(Originally recorded 2019-04-18)
In this lecture we develop a simple model for CPU operation that we use to motivate a sequence of optimizations for matrix-matrix product.
The first step in getting high levels of performance from a computation is getting high performance from the component at the bottom of the stack – namely the microprocessor.
Modern microprocessors are exceedingly complex and are marvels of modern engineering. The following images show a block diagram of the Intel Skylake microprocessor architecture as well as a photograph of the actual processor die.
For the purposes of writing programs to make effective use of a microprocessor, we can consider an idealized abstract model consisting of an execution unit, registers, two levels of cache, and main memory.
We now build up to the abstract model above.
All events in a microprocessor are governed by a clock. The clock is an electrical signal that goes up and down at some frequency – the clock rate. A 2GHz clock goes up and down two billion time per second. A typical microprocessor is comprised of hundreds of millions of functional units that all need to work together in a coordinated fashion to properly carry out the CPU’s operations. The clock signal is what keeps all of those parts in sync. Each time the clock rises (or falls), the functional units in the CPU are allowed to take one step – all together. The faster the clock, the faster the CPU can take its processing steps.
The basic sequence of steps that a microprocessor can take is: fetch an instruction from memory and execute the instruction. A computer program consists of a sequence of binary machine instructions that are stored in computer memory. A special register in the microprocessor points to the next location in memory to fetch an instruction. Once an instruction is fetched, the program counter is updated to point to the next instruction to be fetched.
Instructions are not executed by the microprocessor in one fell swoop. Rather, there are multiple stages that the instruction needs to move through for its execution. One simple model of those stages for an arithmetic operations is:
Fetch: The instruction is fetched from memory and brought to the CPU
Decode: The instruction is read and decoded
Read: The data needed for the instruction are read from registers
Executed: The decoded instruction is executed
Write: The results of the executed instruction are written back to registers
Non-arithmetic instructions (that are stil processed in a pipeline) are to load a datum from memory into a register, to store a datum from a register to memory, or to change the value of the program counter to point somewhere else in the program. (This last kind of instruction happens when program execution branches, for example when a function is called, or an if statement is executed.)

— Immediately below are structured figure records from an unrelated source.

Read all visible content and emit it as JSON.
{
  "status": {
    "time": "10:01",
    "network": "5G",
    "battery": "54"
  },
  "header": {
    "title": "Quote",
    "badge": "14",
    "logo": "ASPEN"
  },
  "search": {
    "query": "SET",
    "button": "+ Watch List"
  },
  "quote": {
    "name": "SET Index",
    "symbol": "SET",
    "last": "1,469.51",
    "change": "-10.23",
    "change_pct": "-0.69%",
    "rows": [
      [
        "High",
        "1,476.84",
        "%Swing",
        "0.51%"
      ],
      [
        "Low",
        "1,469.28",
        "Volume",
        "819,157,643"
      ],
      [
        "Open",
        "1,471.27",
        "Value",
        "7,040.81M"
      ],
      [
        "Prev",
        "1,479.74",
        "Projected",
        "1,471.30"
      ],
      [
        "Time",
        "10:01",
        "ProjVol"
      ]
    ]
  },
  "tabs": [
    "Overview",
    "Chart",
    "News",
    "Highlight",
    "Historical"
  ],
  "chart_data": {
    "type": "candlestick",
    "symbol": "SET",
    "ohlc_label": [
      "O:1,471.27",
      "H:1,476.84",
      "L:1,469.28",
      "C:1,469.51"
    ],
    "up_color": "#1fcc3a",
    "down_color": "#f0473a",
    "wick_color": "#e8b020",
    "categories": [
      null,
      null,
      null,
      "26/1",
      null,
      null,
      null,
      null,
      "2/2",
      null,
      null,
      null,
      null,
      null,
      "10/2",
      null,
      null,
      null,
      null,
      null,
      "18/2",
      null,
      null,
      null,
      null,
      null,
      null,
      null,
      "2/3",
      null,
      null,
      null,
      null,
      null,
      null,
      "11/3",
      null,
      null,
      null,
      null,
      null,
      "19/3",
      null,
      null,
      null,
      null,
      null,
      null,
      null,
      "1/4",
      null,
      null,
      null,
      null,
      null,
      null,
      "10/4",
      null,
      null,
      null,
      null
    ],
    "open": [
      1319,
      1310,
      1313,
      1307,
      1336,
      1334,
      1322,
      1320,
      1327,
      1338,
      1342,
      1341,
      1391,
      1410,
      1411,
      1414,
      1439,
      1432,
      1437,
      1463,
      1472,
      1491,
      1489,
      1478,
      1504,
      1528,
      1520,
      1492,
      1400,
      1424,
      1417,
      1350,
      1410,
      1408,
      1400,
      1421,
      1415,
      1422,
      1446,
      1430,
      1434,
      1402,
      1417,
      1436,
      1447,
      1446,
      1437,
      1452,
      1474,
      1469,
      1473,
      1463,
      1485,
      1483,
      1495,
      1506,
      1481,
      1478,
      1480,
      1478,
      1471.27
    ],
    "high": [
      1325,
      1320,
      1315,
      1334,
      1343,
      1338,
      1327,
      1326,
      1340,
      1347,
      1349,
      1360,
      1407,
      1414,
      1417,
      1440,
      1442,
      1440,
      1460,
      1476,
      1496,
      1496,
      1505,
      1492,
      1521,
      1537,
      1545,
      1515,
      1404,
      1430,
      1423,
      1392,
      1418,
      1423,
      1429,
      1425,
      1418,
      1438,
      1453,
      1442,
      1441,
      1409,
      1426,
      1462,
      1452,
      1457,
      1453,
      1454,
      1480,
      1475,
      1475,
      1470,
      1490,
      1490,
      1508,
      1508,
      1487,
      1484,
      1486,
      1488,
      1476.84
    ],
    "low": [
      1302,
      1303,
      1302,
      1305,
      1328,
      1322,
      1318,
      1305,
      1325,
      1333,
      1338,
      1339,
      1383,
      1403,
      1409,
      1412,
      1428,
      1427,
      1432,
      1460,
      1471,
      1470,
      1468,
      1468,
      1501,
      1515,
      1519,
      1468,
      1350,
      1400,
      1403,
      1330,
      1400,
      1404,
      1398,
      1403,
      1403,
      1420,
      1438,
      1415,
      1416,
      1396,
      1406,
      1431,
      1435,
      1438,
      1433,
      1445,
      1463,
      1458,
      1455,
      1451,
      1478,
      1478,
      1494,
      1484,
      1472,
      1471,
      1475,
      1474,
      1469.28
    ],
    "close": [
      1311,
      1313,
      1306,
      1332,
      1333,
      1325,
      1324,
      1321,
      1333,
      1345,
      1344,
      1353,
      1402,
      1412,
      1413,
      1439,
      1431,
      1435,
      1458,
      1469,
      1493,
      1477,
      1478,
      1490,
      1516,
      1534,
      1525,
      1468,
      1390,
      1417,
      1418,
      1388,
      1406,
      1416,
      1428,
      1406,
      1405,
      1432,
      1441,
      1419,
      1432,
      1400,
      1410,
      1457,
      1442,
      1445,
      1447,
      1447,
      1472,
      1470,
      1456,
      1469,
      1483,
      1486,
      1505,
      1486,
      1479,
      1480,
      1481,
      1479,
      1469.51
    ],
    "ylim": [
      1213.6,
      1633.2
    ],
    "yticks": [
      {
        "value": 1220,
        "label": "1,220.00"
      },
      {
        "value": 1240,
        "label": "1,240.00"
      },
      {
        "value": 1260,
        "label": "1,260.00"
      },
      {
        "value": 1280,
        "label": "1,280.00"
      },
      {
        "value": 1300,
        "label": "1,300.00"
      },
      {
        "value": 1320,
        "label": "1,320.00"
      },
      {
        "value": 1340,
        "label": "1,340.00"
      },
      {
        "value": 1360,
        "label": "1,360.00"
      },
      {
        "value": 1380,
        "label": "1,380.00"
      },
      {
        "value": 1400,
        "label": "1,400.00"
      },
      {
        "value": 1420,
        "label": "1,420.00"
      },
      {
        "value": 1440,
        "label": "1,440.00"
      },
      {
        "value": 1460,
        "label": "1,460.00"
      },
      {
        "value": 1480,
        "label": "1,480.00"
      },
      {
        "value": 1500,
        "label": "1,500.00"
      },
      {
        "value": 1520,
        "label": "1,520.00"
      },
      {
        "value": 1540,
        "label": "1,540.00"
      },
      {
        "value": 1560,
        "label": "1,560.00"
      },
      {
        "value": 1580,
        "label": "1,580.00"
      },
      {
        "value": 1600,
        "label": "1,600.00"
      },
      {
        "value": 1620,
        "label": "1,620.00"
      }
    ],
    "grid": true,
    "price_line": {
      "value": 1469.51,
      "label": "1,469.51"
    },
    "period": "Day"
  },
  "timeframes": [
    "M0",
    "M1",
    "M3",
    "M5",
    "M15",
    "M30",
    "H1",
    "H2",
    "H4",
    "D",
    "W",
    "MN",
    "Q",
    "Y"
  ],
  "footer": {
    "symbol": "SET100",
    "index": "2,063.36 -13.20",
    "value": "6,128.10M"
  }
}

There is one big flaw in our model as it is. In the figure above where we have instructions nicely pipelined one after the other, we are assuming that instructions can be fetched from computer memory in a single clock cycle. In fact, accessing main memory can take hundreds of clock cycles – making it impossible to fill the instruction pipeline (and making pipelining as a performance optimization rather moot).
Modern microprocessors use a memory hierarchy to ameliorate the cost of memory accesses. In particular, they are constructed with memory that is very fast – that can be accessed in a single clock cycle. This kind of memory is necessarily expensive, so it is much smaller than main memory. The fastest cache, the first level or level one (L1) may only be tens of **kilo**bytes in size (where main memory today is gigabytes). The cache keeps data that the microprocessor is most likely to access close to the microprocessor, making those accesses highly efficient. Since not all of the data a microprocessor may want to access can be held in the small L1 cache, there is a much larger but not quite as fast level two cache – and often a level three or even level four – each level being larger but slower than the previous level. Microprocessors typically have a separate L1 cache for instructions and data (since their access patterns at that level of granularity are quite different) but unified L2 and above. L3 and L4 (if present) may be shared between cores on the same die.
A microprocessor uses its cache in the following way. When it needs something from memory, either an instruction or a data item, it first attempts to retrieve the item from L1 cached. If the item is not in L1, it attempts to retrieve it from L2. If it is not in L2, it attempts to retrieve it from L3 and so on. If the item cannot be found in any level of cache, there is a cache miss and the item is retrieved from memory.
What happens when the item is retrieved from memory is very important vis a vis performance. There is an important concept in dealing with hierarchical memory called locality. There are two kinds of locality – spatial locality and temporal locality. Spatial locality means that if we access a data item, the next data item we access is likely to be nearby in memory. Temporal locality means that if we access a data item, we are likely to access that item again.
So, when there is a cache miss and the item is retrieved from memory we do two things to support spatial and temporal locality. First, we put the item into cache, so that the next time we access that item it will be cached (temporal locality). Second, we don’t just bring in the item that was requested — we bring in that item along with data items that are nearby in memory (spatial locality). The size of that access is sized to fit a cache line, which might be 64 or 128 bytes (or more).
Hierarchical memory allows microprocessors to offer very high levels of performance, despite the fact that accesses to main memory are much slower than the rate at which instructions can be executed. This level of performance is possible when applications fulfill the assumptions underlying hierarchical memory, i.e., when applications exhibit high levels of temporal and spatial locality. Our task in realizing high-performance scientific computing is to develop and express our algorithms in such a way that they do exhibit maximum locality.